The judgment also fixes the anomaly that a s75 debt ranks as a provable debt, whilst an FSD/CN liability aimed at reducing the s75 debt would be payable with much higher priority, namely as an expense. Employment specialists will also take note of the Supreme Court’s endorsement of the decision in Day v Haine holding that a protective award issued by an employment tribunal following the start of an administration is a provable debt.

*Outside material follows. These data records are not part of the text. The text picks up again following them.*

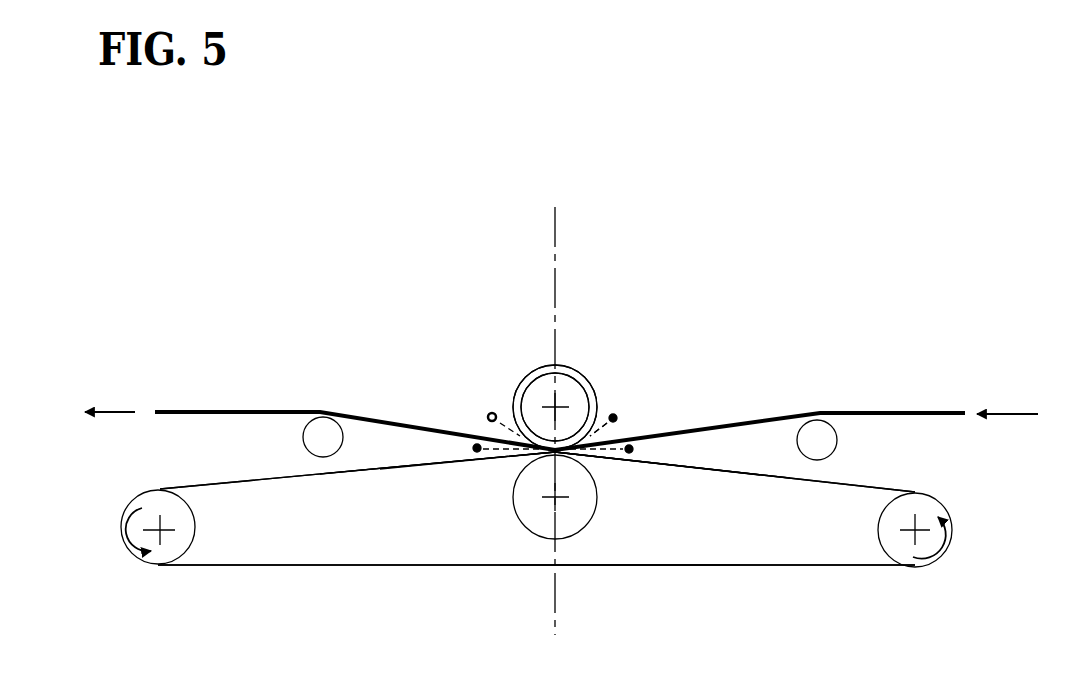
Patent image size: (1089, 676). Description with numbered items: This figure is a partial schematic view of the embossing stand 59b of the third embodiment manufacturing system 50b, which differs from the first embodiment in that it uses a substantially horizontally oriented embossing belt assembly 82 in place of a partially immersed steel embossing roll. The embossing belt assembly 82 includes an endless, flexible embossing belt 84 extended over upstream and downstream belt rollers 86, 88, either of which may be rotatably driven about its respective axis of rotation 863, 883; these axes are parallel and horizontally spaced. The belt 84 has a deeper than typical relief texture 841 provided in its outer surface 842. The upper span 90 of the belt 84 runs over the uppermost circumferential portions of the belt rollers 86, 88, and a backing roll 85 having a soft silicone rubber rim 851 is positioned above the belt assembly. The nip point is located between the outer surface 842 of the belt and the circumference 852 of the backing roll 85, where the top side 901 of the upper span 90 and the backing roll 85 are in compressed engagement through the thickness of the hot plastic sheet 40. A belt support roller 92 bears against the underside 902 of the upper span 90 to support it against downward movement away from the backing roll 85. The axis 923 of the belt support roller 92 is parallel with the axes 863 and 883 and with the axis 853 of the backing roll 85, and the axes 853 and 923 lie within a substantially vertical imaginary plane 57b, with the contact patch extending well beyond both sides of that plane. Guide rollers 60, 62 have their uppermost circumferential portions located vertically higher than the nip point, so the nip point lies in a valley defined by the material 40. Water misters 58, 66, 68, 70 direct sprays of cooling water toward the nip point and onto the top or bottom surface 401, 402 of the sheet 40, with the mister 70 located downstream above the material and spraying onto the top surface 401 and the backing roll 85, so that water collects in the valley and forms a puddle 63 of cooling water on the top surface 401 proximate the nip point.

The hot plastic sheet 40 is at (222, 398).
The top surface of the hot plastic sheet 401 is at (887, 408).
The bottom surface of the hot plastic sheet 402 is at (178, 420).
The third embodiment manufacturing system 50b is at (880, 208).
The substantially vertical imaginary plane 57b is at (557, 233).
The water mister 58 is at (628, 409).
The embossing stand 59b is at (313, 253).
The guide roller 60 is at (840, 441).
The guide roller 62 is at (293, 442).
The cooling water puddle 63 is at (630, 425).
The water mister 66 is at (645, 448).
The water mister 68 is at (458, 449).
The water mister 70 is at (484, 412).
The embossing belt assembly 82 is at (313, 588).
The endless flexible embossing belt 84 is at (740, 572).
The relief texture 841 is at (612, 572).
The outer surface of the belt 842 is at (696, 607).
The backing roll 85 is at (569, 360).
The soft silicone rubber rim 851 is at (582, 377).
The circumference of the backing roll 852 is at (598, 382).
The axis of rotation of the backing roll 853 is at (554, 405).
The belt roller 86 is at (950, 532).
The axis of rotation of belt roller 863 is at (915, 530).
The belt roller 88 is at (133, 558).
The axis of rotation of belt roller 883 is at (172, 530).
The upper span of the belt 90 is at (249, 484).
The top side of the belt upper span 901 is at (348, 464).
The underside of the belt upper span 902 is at (404, 470).
The belt support roller 92 is at (600, 500).
The axis of rotation of the belt support roller 923 is at (553, 500).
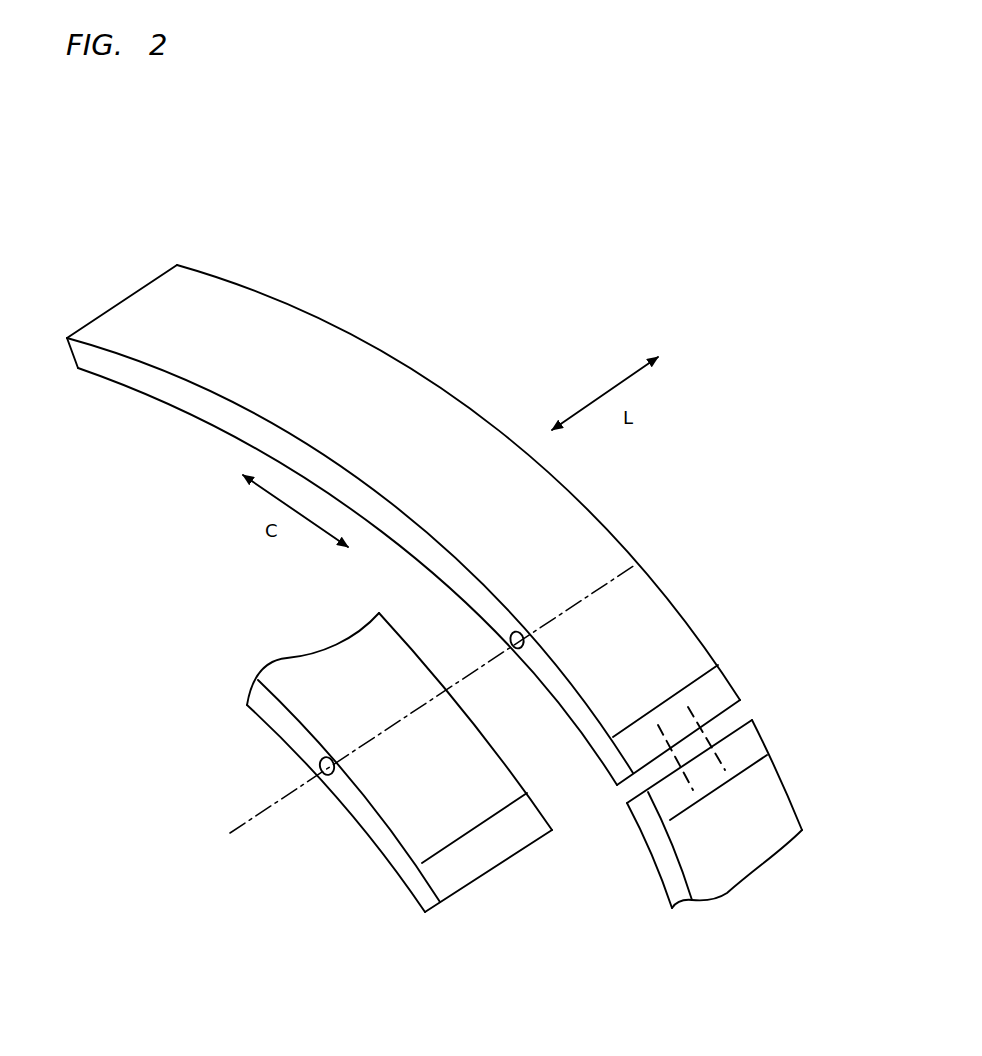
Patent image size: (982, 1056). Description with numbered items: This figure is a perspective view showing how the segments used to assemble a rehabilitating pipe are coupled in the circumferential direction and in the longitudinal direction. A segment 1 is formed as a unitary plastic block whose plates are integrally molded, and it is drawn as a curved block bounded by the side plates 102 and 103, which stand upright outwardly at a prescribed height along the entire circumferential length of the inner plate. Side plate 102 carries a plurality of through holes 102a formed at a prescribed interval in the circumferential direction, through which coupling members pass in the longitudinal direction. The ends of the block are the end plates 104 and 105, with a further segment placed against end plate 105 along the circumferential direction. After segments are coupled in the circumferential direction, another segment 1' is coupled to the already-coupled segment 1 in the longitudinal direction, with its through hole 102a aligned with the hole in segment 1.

So, can the insolvency world now sleep easy? Well, no – there is still one issue that practitioners and interested parties have been grappling with for as long as the one in Lehman/Nortel, namely the issue of how rent is dealt with in administration. It is to be hoped that the very commercial decision taken by the Supreme Court sets a strong example and that we can expect the Goldacredecision to be ultimately remedied on appeal to either the CA or the Supreme Court. Then the insolvency world really can sleep easy (until the next thunderstorm appears.